Button. 20th June.

Thurlwood Winding Hold to between Townfield Lock 46 and Kents Lock 45.

One visible bubble this morning on the Geraghty Zoom which got a cheer from us all, Kath and Sean sat on the same sofa. There were also birthday wishes for the youngest member of the family, Penelope who had her first birthday this week. Lovely to see everyone as ever.

Mick had already been to the Post Office for our newspaper this morning, popping a birthday card in the post and buying a bag of potatoes he felt we needed. So once we’d said goodbye to the family we were ready to push off.

The start of todays locks

A sneeze this morning had not agreed with my back, so as twinges came and went I avoided bending down and left all the covers and ropes to Mick. Walking and standing would most probably fix it, hopefully moving some lock gates would help too.

We’d already been overtaken by the boat from yesterday so it was a nice surprise to see a boat coming towards us, at least one lock would be in our favour, we hoped.

As we get higher the water gets more orange

The first locks today were Lawton Locks, they always look tidy and skirt around the back of houses. The canal was here first of course, but it feels like the locks are almost an extension of peoples gardens. There was plenty more footfall than we have seen here before, but then it was a sunny Saturday morning.

Mick closing up behind us

As Oleanna approached the middle of the Lawton Locks I could see our leapfrog partner leaving the top lock and another boat entering the other chamber to come down. The middle lock is not paired so the descending boat would have to wait. As their boat appeared out of the lock I signalled to leave the gates for us. The chap at the helm tried to stop his mate but he just carried on closing up. When he came down to join me at the lock I apologised for not having left the gate open on the lock below, Mick had already closed them by the time I’d seen them.

Halls Lock 49

Onwards and upwards we continued. At Halls Lock 49 Mick entered the lock and nudged up towards the top gate as usual. I lifted the first paddle halfway to get Oleanna settled. There was a crunch noise. I’d looked away for a second and quickly looked up. What was that?! I expected Mick to know what it was, but he had no idea. Everything seemed to be okay, Oleanna still rose in the lock.

That shouldn’t be down there!

Then as she got higher I realised what had happened. Links attaching the bow fender had given way and it sat on top of the lower one we’d added last year. The fender must have got caught somehow and the weak links given way which is why they are weak so as to stop the bow from being held down and causing a bigger problem.
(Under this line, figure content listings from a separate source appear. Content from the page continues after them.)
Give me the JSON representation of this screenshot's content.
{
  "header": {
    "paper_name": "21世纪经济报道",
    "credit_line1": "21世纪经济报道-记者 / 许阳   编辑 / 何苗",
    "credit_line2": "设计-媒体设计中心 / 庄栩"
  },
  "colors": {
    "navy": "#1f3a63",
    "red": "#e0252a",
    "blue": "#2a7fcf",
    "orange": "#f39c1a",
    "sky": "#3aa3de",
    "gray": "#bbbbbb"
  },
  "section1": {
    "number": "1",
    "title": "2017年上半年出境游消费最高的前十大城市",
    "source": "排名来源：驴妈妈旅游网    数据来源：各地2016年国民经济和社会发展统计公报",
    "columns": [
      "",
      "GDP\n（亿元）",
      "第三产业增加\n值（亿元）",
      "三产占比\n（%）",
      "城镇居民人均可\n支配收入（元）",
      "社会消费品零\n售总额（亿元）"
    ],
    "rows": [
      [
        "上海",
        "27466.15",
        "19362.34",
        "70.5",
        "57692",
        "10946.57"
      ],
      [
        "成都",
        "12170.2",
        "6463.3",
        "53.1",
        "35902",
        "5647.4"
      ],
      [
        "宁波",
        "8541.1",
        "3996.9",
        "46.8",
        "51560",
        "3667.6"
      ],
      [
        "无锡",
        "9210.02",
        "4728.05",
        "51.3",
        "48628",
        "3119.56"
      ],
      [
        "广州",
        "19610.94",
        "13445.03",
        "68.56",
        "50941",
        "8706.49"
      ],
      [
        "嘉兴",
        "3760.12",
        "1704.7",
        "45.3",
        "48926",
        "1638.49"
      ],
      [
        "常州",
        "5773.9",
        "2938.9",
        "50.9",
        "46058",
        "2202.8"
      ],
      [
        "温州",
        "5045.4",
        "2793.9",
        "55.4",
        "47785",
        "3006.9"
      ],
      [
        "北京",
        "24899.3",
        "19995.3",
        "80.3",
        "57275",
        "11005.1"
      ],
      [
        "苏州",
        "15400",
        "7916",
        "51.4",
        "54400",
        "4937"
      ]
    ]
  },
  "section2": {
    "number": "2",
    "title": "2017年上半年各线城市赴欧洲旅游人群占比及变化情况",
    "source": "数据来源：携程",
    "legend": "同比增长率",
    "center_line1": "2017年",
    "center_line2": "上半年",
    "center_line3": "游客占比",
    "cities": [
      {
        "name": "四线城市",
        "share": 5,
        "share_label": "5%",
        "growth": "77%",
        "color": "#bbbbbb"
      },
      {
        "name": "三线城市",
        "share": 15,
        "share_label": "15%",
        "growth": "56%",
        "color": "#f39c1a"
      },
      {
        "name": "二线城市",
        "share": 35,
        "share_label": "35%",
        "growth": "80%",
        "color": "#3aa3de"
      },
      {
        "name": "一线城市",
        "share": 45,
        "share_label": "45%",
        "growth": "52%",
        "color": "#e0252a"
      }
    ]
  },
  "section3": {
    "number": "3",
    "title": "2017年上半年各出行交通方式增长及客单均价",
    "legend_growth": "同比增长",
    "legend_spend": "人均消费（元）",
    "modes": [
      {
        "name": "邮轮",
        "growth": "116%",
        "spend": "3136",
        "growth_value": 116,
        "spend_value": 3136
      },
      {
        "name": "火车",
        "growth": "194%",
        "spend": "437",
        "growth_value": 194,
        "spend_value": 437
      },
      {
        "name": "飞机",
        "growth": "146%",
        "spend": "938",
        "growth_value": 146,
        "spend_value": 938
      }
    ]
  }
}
Thankfully no harm done, we’d not noticed her getting caught up on anything. With the drag of the locks being so great on the Trent and Mersey we wanted to put the button back where it should be. We brought Oleanna out of the lock and Mick was going to pull in where we’ve moored twice before, but with the towpath so over grown there was nowhere to pull in. He carried on to the next lock landing, moored up and got the tool box out.


Only one shackle of a suitable size in the box. Maybe cable ties would do us for the time being. With Mick kneeling on the bow, he could just about lift the fender into position but not do anything about it. The boat hook was required to enable me to help. The hook looped into a link of the chain then the two of us pulled upwards. They are heavy things but luckily with both of us holding onto it neither of us took all the weight. So my back didn’t twinge and Mick could connect the chain back together and tighten the cable ties.

Cable ties will do for now

On closer inspection Mick had used two lockable carabiners on the button, not fully done up. Both of them had given way and straightened out. For now the cable ties will do us and Mick will try staying back in the locks.

A bit too straight now

Church Bottom and Top locks both had to be emptied and we made our way up them gradually. A huge dead fish sat in the grass alongside the bottom lock, it was this big! At least two foot long, honest. Mick didn’t see it and I was too busy to take it’s photo to prove it.

Church Locks

The moorings below the church were empty, we decided to carry on just a bit further as it was still bright.

Emptying one as the other fills

Rounding the bend under Liverpool Road, the milk farm was decidedly none stinky today. I don’t think we’ve ever passed in the summer, it most definitely has an aroma the rest of the year.

Mellow Yellow?!

NB Mellow sat on it’s mooring and a handy Sainsburys bag enabled me to re-enact the photo I used to take when we passed on Lillian.

Onto the home straight to Red Bull, we made our way up Townfield Lock and then decided to call it a day. We’re well on schedule and there s more sunlight here along with it being a better place for cats to explore. The railway is closer than further up, but we knew we wouldn’t be disturbed overnight as the line isn’t in use as much as it was pre-covid days.

Time to explore that maize field

My back had survived, enjoying doing locks, but it now deserved a good rest.

There is now a trailer for the Dark Horse production of The Garden Lockdown Edition I did the illustrations for. Next month the full production it will be available to watch on their Youtube Channel. But for now here’s a taster.

7 locks, 1.91 miles, 2 passing boats, 2 broken links, 4 cable ties, 0 harm done, 0 stink, 6 trains, 1 resting back, 1 pork stirfry, 6 more rows knitted, 0 corn to pick.